My dad was this suit and tie doctor who's idea of dressing down was a pair of sparkly clean jeans, brown leather shoes and a flannel button down shirt with pictures of canoes on it. (I still have one of his old bathrobes, a red flannel with moose all over it. It's huge and requires a lot of explaining to people who see me in it.) However, he also really enjoyed jogging and wearing a ridiculous neon green shirt and teeny tiny pink jogging shorts and a sweatband when he jogged. You guys, teeny tiny neon pink shorts. And a sweatband. Sweat...band. On his way back from a nice jog, covered in sweat and neon he would stop by the grocery store for a newspaper and a V-8 juice. I would immediately duck and cover upon seeing him and then listen with as much mortification as tampon-lady when he would ask one of my coworkers "Where is Brookuski-Waski-Woo, I thought she was working today?" One time I heard a coworker say to another co-worker, "Ugh, who IS that guy? He's always in here in those little tiny pink shorts."Of course, I would give anything to see my dad again, pink shorts, moose bathrobe or otherwise, but a that moment in time I just wanted to like, OMG, totally die.

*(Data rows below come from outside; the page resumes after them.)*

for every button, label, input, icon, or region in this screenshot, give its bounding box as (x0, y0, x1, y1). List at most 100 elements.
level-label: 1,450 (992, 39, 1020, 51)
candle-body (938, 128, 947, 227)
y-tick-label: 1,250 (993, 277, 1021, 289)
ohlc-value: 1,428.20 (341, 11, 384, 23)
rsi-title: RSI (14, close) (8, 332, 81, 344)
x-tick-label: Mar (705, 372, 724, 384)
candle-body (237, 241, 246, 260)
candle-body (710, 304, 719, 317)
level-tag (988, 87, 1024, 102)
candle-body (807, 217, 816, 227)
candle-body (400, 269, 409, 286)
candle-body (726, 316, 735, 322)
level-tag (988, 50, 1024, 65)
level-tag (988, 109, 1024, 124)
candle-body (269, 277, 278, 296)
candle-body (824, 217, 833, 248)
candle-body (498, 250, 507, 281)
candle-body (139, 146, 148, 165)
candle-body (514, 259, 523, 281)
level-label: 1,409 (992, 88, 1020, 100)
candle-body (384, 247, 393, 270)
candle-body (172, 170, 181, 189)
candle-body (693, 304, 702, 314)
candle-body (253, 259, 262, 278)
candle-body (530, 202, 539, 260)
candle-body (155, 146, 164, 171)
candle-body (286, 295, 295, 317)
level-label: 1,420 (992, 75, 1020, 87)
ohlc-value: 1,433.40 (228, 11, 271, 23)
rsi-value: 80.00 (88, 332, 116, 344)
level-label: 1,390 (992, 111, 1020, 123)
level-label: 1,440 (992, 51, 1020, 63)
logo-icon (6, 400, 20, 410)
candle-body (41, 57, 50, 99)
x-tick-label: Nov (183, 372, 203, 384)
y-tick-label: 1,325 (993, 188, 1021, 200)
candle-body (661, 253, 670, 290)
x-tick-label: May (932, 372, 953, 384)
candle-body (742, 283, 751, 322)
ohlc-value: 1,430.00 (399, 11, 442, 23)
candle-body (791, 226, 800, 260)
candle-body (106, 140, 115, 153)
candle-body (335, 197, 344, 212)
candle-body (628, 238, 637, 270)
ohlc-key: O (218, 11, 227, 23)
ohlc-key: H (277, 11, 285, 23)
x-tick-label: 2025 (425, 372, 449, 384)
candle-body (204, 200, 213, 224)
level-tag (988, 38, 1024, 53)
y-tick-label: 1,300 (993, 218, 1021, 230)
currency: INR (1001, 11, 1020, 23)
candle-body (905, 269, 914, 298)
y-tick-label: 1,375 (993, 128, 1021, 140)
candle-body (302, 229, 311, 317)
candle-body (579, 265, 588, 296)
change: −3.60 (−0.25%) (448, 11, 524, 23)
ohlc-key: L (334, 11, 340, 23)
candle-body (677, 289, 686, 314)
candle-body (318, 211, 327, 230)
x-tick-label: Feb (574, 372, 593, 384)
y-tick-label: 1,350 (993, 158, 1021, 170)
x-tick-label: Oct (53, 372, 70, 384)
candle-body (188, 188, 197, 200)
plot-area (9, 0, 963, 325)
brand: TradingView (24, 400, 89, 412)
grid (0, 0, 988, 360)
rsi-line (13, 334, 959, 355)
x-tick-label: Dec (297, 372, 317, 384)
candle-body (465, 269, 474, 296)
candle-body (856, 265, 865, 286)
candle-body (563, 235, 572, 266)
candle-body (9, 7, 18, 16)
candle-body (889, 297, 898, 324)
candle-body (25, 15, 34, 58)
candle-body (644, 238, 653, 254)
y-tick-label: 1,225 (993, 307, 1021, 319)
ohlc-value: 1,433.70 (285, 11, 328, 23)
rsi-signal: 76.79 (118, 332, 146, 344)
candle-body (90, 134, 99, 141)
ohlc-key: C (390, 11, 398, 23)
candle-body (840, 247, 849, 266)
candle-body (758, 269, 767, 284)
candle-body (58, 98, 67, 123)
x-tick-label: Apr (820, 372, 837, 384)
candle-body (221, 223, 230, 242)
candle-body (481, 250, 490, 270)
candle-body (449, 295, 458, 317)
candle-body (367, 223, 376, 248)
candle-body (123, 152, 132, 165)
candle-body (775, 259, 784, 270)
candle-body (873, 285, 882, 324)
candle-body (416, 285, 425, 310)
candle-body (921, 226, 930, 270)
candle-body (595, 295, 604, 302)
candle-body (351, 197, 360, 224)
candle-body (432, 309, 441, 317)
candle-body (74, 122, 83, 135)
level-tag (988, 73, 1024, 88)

Every time I'm at one of those self checkouts at a grocery store (the world is being taken over by robots) I flash back to those two years in high school when a lot of my friends worked at the mall or cd stores (what's a cd store?) and I worked as a checkout girl. Although, come to think of it, I think most of my friends worked in grocery stores and it was the people I hated from high school that worked in the mall. Funny how the mind does that.
So that was the grocery store in high school.
Ha ha, "It's in Aisle Six." That was pretty funny.
4 comments:
i totally worked in the deli the summer between high school and college. i was constantly surrounded by all of these really hard old ladies who smoked and sneered and thought themselves pretty tough cause they worked with meat and slicers. i'm positive that when i left they assumed it was cause i couldn't hack it (get it?) as a deli lady. weird times, m'friend. weird times.
Beautiful story Brooke. You are such a wonderful writer. Please keep it up for my own selfish reasons.
Vodka, cigarettes, cat food. Sounds like a country hit. Great story.
In the car with Jeremy the other day, when he realized the woman in the car behind us was his old manager from Borders, I said, "Can you even BELIEVE the jobs we've had in our lives?" It all contributes to the fascinating people we are today, that's what I say.
Also, I worry that the workers at my Jewel think of me as Don't-Become-That-Lady lady, minus the cat and (recently) the cigs.